Le marché du cinéma de Cannes est le plus important en son genre à travers le monde, donnant lieu à des rencontres où les compagnies de production tentent de vendre leur film, les distributeurs se mettent à la recherche de projets aventureux et les exploitants, de projections pour leurs salles.

«C'est la rencontre de deux cultures uniques, celles du commerce et de l'art. Et elles se croisent dans les rues de Cannes», a déclaré le président-directeur général de DreamWorks Animation, Jeffrey Katzenberg.

DreamWorks a par ailleurs profité à plusieurs reprises de la tribune de Cannes pour vendre ses films à succès, mettant de l'avant cette année «Madagascar 3: Europe's Most Wanted» ainsi que «Rise of the Guardians».

M. Katzenberg a également souligné que le festival était une excellente occasion d'élargir son réseau de contacts. Partisan de longue date du 3D, le pdg affirme que plusieurs discussions sur le développement de la technologie du cinéma ont lieu à Cannes.

«Vous entendez des choses auxquelles vous commencez à prêter l'oreille», a déclaré M. Katzenberg.

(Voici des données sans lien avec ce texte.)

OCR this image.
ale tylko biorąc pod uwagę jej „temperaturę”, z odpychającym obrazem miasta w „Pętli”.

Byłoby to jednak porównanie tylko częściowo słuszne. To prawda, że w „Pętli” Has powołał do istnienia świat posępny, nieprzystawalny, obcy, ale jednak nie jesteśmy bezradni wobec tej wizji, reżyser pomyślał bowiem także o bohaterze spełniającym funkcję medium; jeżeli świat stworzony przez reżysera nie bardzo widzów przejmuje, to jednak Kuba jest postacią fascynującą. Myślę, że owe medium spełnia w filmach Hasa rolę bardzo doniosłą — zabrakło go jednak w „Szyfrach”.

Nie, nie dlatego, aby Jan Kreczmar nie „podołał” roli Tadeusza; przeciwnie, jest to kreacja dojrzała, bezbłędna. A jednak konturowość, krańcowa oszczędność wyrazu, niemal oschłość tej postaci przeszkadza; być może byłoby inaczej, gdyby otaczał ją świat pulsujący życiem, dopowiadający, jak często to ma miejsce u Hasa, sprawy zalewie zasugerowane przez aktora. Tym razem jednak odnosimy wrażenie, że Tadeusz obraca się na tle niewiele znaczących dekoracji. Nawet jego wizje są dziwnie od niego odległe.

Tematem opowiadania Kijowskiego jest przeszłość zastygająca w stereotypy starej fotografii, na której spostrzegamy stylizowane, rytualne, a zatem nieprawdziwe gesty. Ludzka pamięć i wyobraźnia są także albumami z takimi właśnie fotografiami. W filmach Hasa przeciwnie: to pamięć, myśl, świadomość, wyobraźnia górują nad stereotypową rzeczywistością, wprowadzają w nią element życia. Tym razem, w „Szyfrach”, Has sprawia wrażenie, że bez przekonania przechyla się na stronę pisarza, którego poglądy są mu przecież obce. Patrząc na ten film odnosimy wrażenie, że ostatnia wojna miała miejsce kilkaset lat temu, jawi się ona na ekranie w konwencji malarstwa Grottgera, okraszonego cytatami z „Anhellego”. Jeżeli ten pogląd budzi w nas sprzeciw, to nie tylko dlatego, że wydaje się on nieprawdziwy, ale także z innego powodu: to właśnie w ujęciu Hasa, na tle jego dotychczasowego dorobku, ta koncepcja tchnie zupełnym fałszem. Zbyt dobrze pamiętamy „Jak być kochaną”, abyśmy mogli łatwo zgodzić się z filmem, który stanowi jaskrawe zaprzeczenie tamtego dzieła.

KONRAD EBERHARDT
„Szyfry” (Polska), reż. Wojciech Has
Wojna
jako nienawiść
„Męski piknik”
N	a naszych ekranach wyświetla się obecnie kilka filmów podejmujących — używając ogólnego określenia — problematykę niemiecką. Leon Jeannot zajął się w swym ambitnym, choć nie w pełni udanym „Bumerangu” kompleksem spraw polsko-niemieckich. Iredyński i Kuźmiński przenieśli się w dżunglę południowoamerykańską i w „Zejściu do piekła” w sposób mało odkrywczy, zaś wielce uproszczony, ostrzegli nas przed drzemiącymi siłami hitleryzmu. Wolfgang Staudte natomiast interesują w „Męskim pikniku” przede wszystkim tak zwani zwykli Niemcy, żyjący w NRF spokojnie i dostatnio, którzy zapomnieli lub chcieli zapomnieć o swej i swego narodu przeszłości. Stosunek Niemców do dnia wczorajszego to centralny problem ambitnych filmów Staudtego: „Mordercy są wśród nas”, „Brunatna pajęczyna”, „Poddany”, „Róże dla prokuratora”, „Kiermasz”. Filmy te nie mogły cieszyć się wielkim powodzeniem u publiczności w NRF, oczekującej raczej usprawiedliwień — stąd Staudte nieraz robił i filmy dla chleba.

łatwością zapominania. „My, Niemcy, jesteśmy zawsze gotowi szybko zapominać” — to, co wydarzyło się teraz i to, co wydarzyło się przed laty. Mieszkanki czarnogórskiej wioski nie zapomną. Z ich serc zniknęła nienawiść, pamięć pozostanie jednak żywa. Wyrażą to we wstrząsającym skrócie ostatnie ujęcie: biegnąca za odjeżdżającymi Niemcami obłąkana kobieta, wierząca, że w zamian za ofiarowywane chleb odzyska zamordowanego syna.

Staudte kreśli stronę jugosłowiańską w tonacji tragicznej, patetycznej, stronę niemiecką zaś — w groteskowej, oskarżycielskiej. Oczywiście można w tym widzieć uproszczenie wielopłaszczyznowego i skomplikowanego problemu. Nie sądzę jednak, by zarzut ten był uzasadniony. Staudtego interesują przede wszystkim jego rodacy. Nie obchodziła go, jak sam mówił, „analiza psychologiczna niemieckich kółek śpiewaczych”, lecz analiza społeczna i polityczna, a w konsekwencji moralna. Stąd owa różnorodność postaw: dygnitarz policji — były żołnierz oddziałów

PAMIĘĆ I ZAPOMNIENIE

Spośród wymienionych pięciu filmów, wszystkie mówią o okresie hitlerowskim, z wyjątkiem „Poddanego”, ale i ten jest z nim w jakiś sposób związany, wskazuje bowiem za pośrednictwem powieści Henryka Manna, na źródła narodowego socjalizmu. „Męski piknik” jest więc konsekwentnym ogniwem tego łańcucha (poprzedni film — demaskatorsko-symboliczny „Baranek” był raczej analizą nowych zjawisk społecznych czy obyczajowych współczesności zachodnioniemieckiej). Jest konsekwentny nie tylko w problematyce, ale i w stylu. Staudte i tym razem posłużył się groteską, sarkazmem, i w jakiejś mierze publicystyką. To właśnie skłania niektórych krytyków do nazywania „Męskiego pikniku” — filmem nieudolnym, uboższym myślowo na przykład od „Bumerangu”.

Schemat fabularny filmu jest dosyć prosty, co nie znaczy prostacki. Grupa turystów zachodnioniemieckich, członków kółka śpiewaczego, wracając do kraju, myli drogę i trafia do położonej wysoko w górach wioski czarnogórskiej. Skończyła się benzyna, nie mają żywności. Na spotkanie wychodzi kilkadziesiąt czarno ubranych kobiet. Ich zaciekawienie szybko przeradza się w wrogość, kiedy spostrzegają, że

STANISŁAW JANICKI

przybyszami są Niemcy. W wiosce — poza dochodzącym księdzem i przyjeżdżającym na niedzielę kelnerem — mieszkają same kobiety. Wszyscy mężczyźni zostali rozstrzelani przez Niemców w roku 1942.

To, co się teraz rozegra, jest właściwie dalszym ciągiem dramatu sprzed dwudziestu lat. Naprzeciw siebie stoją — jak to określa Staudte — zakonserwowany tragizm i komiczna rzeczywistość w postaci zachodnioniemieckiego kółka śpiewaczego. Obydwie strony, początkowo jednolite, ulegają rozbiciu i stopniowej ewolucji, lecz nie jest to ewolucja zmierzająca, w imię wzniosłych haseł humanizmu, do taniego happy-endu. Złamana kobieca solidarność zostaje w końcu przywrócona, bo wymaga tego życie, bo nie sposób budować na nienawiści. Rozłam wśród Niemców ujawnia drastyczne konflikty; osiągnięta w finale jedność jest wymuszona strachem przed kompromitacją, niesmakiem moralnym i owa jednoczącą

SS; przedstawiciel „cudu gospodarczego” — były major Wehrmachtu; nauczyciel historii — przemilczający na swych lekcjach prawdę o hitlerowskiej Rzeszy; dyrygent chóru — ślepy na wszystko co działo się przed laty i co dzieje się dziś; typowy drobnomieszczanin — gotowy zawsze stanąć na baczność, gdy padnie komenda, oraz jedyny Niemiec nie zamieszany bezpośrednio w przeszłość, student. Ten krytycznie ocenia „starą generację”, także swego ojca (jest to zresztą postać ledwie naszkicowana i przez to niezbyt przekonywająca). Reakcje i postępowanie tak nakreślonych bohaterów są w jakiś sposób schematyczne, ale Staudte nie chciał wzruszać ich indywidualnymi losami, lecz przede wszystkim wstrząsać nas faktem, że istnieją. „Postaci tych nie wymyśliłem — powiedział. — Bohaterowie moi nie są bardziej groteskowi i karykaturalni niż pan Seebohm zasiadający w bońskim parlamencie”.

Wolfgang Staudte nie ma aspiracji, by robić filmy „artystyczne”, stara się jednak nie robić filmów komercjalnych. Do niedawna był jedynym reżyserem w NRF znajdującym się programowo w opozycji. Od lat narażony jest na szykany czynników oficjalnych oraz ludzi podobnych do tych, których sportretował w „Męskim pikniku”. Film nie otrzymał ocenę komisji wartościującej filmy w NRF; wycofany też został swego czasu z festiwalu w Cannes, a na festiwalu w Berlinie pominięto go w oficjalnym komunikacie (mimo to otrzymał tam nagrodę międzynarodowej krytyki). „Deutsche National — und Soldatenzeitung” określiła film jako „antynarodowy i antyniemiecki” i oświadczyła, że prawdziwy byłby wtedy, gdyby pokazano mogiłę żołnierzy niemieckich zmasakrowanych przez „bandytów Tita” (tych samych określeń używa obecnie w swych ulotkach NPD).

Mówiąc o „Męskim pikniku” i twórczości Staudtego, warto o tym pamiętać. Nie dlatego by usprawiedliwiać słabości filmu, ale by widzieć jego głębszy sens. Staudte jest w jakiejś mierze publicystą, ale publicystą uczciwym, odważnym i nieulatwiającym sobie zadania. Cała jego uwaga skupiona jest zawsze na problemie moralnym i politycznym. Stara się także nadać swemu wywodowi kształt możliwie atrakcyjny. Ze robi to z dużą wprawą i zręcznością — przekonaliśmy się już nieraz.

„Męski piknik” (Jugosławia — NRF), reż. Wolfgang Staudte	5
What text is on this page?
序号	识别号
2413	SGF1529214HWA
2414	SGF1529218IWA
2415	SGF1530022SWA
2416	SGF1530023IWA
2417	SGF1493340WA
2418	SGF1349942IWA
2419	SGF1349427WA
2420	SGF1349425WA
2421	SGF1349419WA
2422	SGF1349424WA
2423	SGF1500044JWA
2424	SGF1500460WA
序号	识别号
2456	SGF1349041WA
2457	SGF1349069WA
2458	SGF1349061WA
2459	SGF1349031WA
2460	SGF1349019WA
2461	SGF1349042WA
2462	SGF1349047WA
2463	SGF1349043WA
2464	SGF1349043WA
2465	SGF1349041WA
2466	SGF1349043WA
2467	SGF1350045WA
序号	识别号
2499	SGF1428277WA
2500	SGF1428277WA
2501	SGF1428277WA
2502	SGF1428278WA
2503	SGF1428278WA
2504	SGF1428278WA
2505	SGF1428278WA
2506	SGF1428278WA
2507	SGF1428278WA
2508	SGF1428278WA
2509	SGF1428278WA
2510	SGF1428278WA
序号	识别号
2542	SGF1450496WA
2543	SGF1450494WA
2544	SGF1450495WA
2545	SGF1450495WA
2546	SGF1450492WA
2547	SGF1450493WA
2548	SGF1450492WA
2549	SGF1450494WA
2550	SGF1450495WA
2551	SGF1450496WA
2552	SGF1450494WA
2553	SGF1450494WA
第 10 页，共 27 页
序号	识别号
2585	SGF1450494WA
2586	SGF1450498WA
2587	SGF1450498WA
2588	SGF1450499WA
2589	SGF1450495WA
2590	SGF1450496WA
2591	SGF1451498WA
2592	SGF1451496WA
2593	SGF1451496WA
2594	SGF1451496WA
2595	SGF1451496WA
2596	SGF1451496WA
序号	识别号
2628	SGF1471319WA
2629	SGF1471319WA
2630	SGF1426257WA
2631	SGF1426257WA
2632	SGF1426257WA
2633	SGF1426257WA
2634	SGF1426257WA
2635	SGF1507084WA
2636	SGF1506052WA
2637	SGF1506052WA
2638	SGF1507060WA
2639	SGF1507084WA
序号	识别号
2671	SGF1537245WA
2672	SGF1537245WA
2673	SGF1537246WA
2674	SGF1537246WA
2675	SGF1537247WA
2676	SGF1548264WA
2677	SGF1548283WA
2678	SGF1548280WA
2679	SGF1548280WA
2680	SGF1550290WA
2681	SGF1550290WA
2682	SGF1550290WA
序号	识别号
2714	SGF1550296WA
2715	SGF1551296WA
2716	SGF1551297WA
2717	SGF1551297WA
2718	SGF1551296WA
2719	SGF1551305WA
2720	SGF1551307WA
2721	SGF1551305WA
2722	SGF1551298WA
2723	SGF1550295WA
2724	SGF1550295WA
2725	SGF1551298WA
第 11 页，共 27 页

Mais nul n'aura fait autant de remous cette année que le producteur Harvey Weinstein, qui avait acheté l'an dernier le film «The Artist» - par la suite couronné aux Oscars. Outre le fait d'avoir deux de ses films en compétition officielle à Cannes - «Killing them Softly» et «Lawless» -, la Weinstein Co. a fait acquisition d'une comédie musicale australienne («The Sapphires»), d'un film sur le chef cuisinier de François Mitterand («Haute Cuisine»), d'un documentaire sur la montée de l'insurrection en Libye («The Oath of Tobruk»), et d'un film relatant le raid menant à la mort d'Oussama Ben Laden («Code Name: Geronimo»).

Certains s'attendent d'ailleurs à ce que la sortie en salles du film sur Ben Laden coïncide avec la présidentielle américaine, en novembre, ce qui redorerait à coup sûr le blason de Barack Obama, qui sera candidat à sa réélection.